The autopsy later revealed that the patient had a cardiac tamponade. This is a condition where blood collects between the heart muscle and the thin membrane sack that surrounds the heart. Probably a result of the auto accident, and indeed would be the cause of the irregular heart rhythms. His condition became worse during the angiogram. The burst of blood was the heart wall blowing out when the surgeon attempted manual compression of the heart.

As we left surgery, Speedy asked me if I was okay? Yeah... I think so. He said most days are not like that. My first day introduction to being a Inhalation Therapist was quite an eye opener. It was no longer about me making 40 cents more an hour than if I worked at the car wash. This was dealing with real people and real life and death situations.

I spent close to three decades working as a Respiratory Therapist. There are good memories, and a lot of hard memories. That is another story.... Or maybe a whole book.

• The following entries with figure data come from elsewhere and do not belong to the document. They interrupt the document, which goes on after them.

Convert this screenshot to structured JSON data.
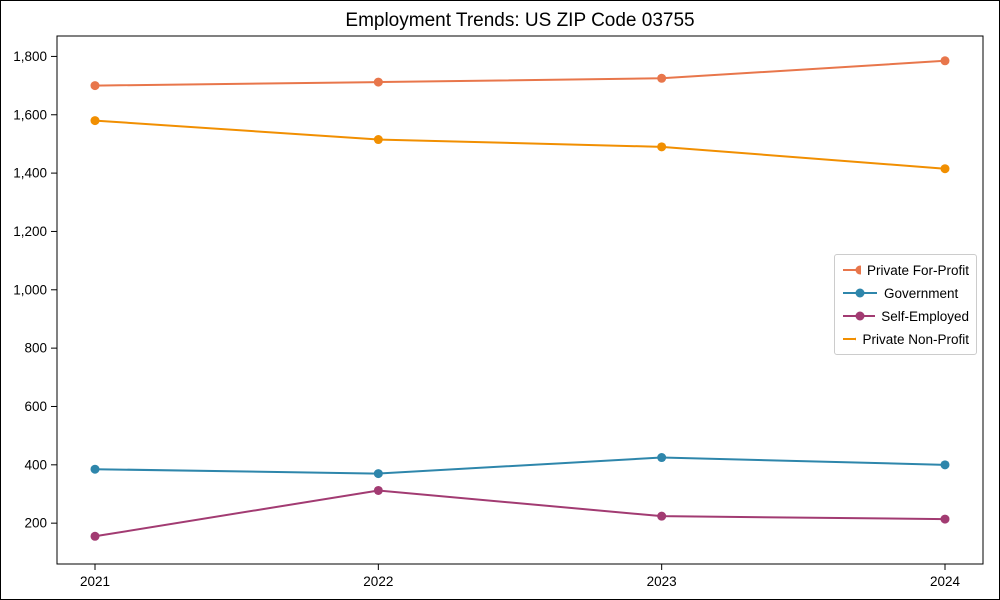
{
  "page": {
    "background_color": "#ffffff",
    "frame_border_color": "#000000"
  },
  "chart_data": {
    "type": "line",
    "title": "Employment Trends: US ZIP Code 03755",
    "xlabel": "",
    "ylabel": "",
    "x_tick_labels": [
      "2021",
      "2022",
      "2023",
      "2024"
    ],
    "x": [
      2021,
      2022,
      2023,
      2024
    ],
    "series": [
      {
        "name": "Private For-Profit",
        "color": "#E8764B",
        "values": [
          1700,
          1712,
          1725,
          1785
        ]
      },
      {
        "name": "Government",
        "color": "#2E86AB",
        "values": [
          385,
          370,
          425,
          400
        ]
      },
      {
        "name": "Self-Employed",
        "color": "#A23B72",
        "values": [
          155,
          312,
          224,
          214
        ]
      },
      {
        "name": "Private Non-Profit",
        "color": "#F18F01",
        "values": [
          1580,
          1515,
          1490,
          1415
        ]
      }
    ],
    "y_ticks": [
      200,
      400,
      600,
      800,
      1000,
      1200,
      1400,
      1600,
      1800
    ],
    "y_tick_labels": [
      "200",
      "400",
      "600",
      "800",
      "1,000",
      "1,200",
      "1,400",
      "1,600",
      "1,800"
    ],
    "ylim": [
      60,
      1870
    ],
    "grid": false,
    "legend_position": "center right",
    "axis_color": "#000000",
    "legend_border_color": "#cccccc",
    "marker": "circle",
    "marker_radius": 4.5,
    "line_width": 2
  }
}
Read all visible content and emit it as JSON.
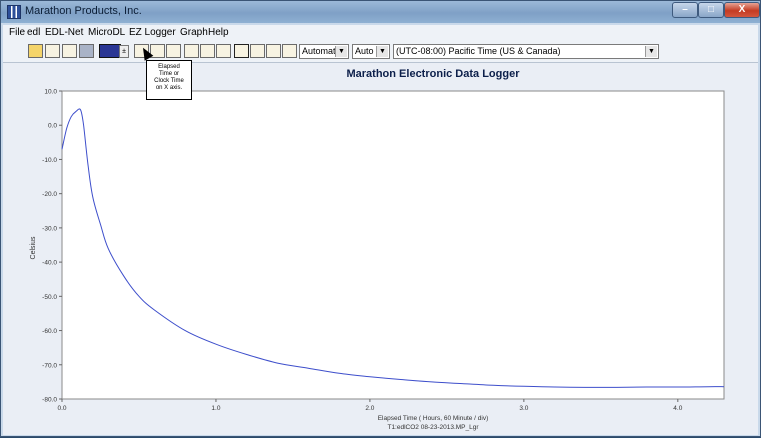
{
  "window": {
    "title": "Marathon Products, Inc.",
    "min_label": "–",
    "max_label": "□",
    "close_label": "X"
  },
  "menu": [
    "File",
    "edl",
    "EDL-Net",
    "MicroDL",
    "EZ Logger",
    "Graph",
    "Help"
  ],
  "toolbar": {
    "icons": [
      "open-folder-icon",
      "download-icon",
      "camera-icon",
      "print-icon",
      "line-color-swatch",
      "elapsed-clock-icon",
      "zoom-icon",
      "crosshair-icon",
      "table-icon",
      "grid-icon",
      "list-icon",
      "ez-icon",
      "search-icon",
      "chart-line-icon",
      "chart-icon"
    ],
    "scale_select": "Automatic",
    "auto_select": "Auto",
    "timezone_select": "(UTC-08:00) Pacific Time (US & Canada)",
    "tooltip_lines": [
      "Elapsed",
      "Time or",
      "Clock Time",
      "on X axis."
    ]
  },
  "chart_data": {
    "type": "line",
    "title": "Marathon Electronic Data Logger",
    "xlabel": "Elapsed Time ( Hours, 60 Minute / div)",
    "ylabel": "Celsius",
    "footer": "T1:edlCO2 08-23-2013.MP_Lgr",
    "xlim": [
      0,
      4.3
    ],
    "ylim": [
      -80,
      10
    ],
    "xticks": [
      "0.0",
      "1.0",
      "2.0",
      "3.0",
      "4.0"
    ],
    "yticks": [
      "10.0",
      "0.0",
      "-10.0",
      "-20.0",
      "-30.0",
      "-40.0",
      "-50.0",
      "-60.0",
      "-70.0",
      "-80.0"
    ],
    "line_color": "#3d4ecb",
    "x": [
      0.0,
      0.03,
      0.06,
      0.09,
      0.12,
      0.14,
      0.17,
      0.2,
      0.25,
      0.3,
      0.4,
      0.5,
      0.6,
      0.8,
      1.0,
      1.2,
      1.4,
      1.6,
      1.8,
      2.0,
      2.2,
      2.4,
      2.6,
      2.8,
      3.0,
      3.2,
      3.4,
      3.6,
      3.8,
      4.0,
      4.2,
      4.3
    ],
    "y": [
      -7,
      -1,
      2.5,
      4,
      4.5,
      0,
      -12,
      -21,
      -29,
      -36,
      -44,
      -50,
      -54,
      -60,
      -64,
      -67,
      -69.5,
      -71,
      -72.5,
      -73.5,
      -74.3,
      -75,
      -75.5,
      -76,
      -76.3,
      -76.5,
      -76.6,
      -76.6,
      -76.5,
      -76.5,
      -76.4,
      -76.4
    ]
  }
}
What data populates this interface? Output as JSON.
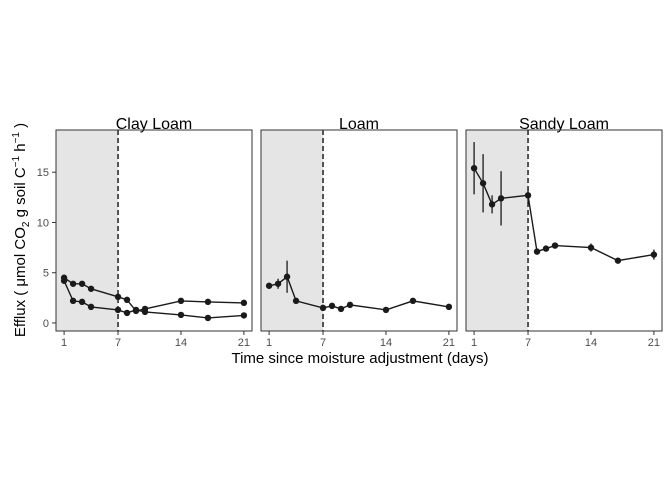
{
  "chart_data": {
    "type": "line",
    "xlabel": "Time since moisture adjustment (days)",
    "ylabel": {
      "prefix": "Efflux ( μmol CO",
      "co2_sub": "2",
      "mid": " g soil C",
      "c_sup": "−1",
      "tail": " h",
      "h_sup": "−1",
      "suffix": " )"
    },
    "xticks": [
      1,
      7,
      14,
      21
    ],
    "yticks": [
      0,
      5,
      10,
      15
    ],
    "xlim": [
      0.1,
      21.9
    ],
    "ylim": [
      -0.8,
      19.2
    ],
    "shaded_region": [
      0.1,
      7
    ],
    "vline_x": 7,
    "grid": false,
    "facets": [
      {
        "title": "Clay Loam",
        "series": [
          {
            "x": [
              1,
              2,
              3,
              4,
              7,
              8,
              9,
              10,
              14,
              17,
              21
            ],
            "y": [
              4.5,
              3.9,
              3.9,
              3.4,
              2.6,
              2.3,
              1.2,
              1.4,
              2.2,
              2.1,
              2.0
            ],
            "err": [
              0.25,
              0.2,
              0.2,
              0.2,
              0.2,
              0.2,
              0.2,
              0.2,
              0.2,
              0.2,
              0.2
            ]
          },
          {
            "x": [
              1,
              2,
              3,
              4,
              7,
              8,
              9,
              10,
              14,
              17,
              21
            ],
            "y": [
              4.2,
              2.2,
              2.1,
              1.6,
              1.3,
              1.0,
              1.3,
              1.1,
              0.8,
              0.5,
              0.75
            ],
            "err": [
              0.25,
              0.2,
              0.2,
              0.2,
              0.2,
              0.2,
              0.2,
              0.2,
              0.2,
              0.2,
              0.2
            ]
          }
        ]
      },
      {
        "title": "Loam",
        "series": [
          {
            "x": [
              1,
              2,
              3,
              4,
              7,
              8,
              9,
              10,
              14,
              17,
              21
            ],
            "y": [
              3.7,
              3.9,
              4.6,
              2.2,
              1.5,
              1.7,
              1.4,
              1.8,
              1.3,
              2.2,
              1.6
            ],
            "err": [
              0.3,
              0.5,
              1.6,
              0.2,
              0.3,
              0.2,
              0.2,
              0.2,
              0.2,
              0.2,
              0.2
            ]
          }
        ]
      },
      {
        "title": "Sandy Loam",
        "series": [
          {
            "x": [
              1,
              2,
              3,
              4,
              7,
              8,
              9,
              10,
              14,
              17,
              21
            ],
            "y": [
              15.4,
              13.9,
              11.8,
              12.4,
              12.7,
              7.1,
              7.4,
              7.7,
              7.5,
              6.2,
              6.8
            ],
            "err": [
              2.6,
              2.9,
              0.9,
              2.7,
              0.7,
              0.3,
              0.3,
              0.2,
              0.4,
              0.2,
              0.5
            ]
          }
        ]
      }
    ]
  }
}
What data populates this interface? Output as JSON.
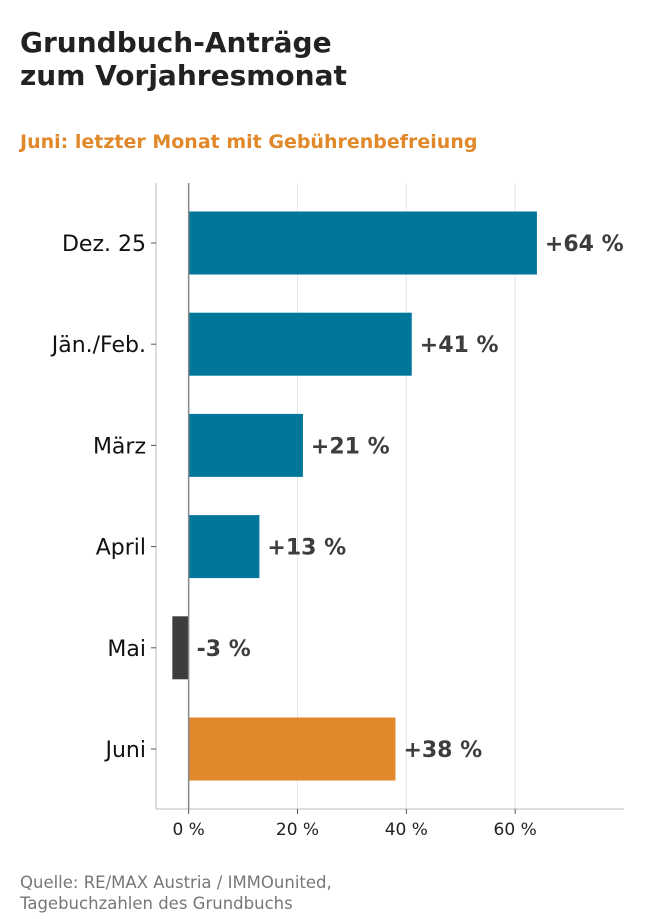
{
  "title_lines": [
    "Grundbuch-Anträge",
    "zum Vorjahresmonat"
  ],
  "subtitle": "Juni: letzter Monat mit Gebührenbefreiung",
  "source_lines": [
    "Quelle: RE/MAX Austria / IMMOunited,",
    "Tagebuchzahlen des Grundbuchs"
  ],
  "colors": {
    "primary": "#00779a",
    "negative": "#3d3d3d",
    "highlight": "#e0882a",
    "subtitle": "#e0882a",
    "label": "#3d3d3d"
  },
  "chart_data": {
    "type": "bar",
    "orientation": "horizontal",
    "categories": [
      "Dez. 25",
      "Jän./Feb.",
      "März",
      "April",
      "Mai",
      "Juni"
    ],
    "values": [
      64,
      41,
      21,
      13,
      -3,
      38
    ],
    "data_labels": [
      "+64 %",
      "+41 %",
      "+21 %",
      "+13 %",
      "-3 %",
      "+38 %"
    ],
    "highlight_category": "Juni",
    "xlim": [
      -6,
      80
    ],
    "xticks": [
      0,
      20,
      40,
      60
    ],
    "xtick_labels": [
      "0 %",
      "20 %",
      "40 %",
      "60 %"
    ],
    "grid": "vertical",
    "legend": "none"
  }
}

As I am no longer working as a Respiratory Therapist, I extend my appreciation to those who continue to do the noble work as health care workers as Nurses, Radiology Technicians, Laboratory Technicians, Respiratory Therapists, Physical Therapists, and all the other ancillary health care workers. Overall these good folks are underpaid, overworked and under appreciated.


3 comments:

HillBillyJedi said...

Wow, let that be a lesson to you young folks... Don't show up late!

Mike- You are a good story teller. Keep 'em coming...

Anonymous said...

Good write up Mike. You do have a way with words. Write that book.
sP

Ordie O. said...

You left out the watermelon and IV tubing.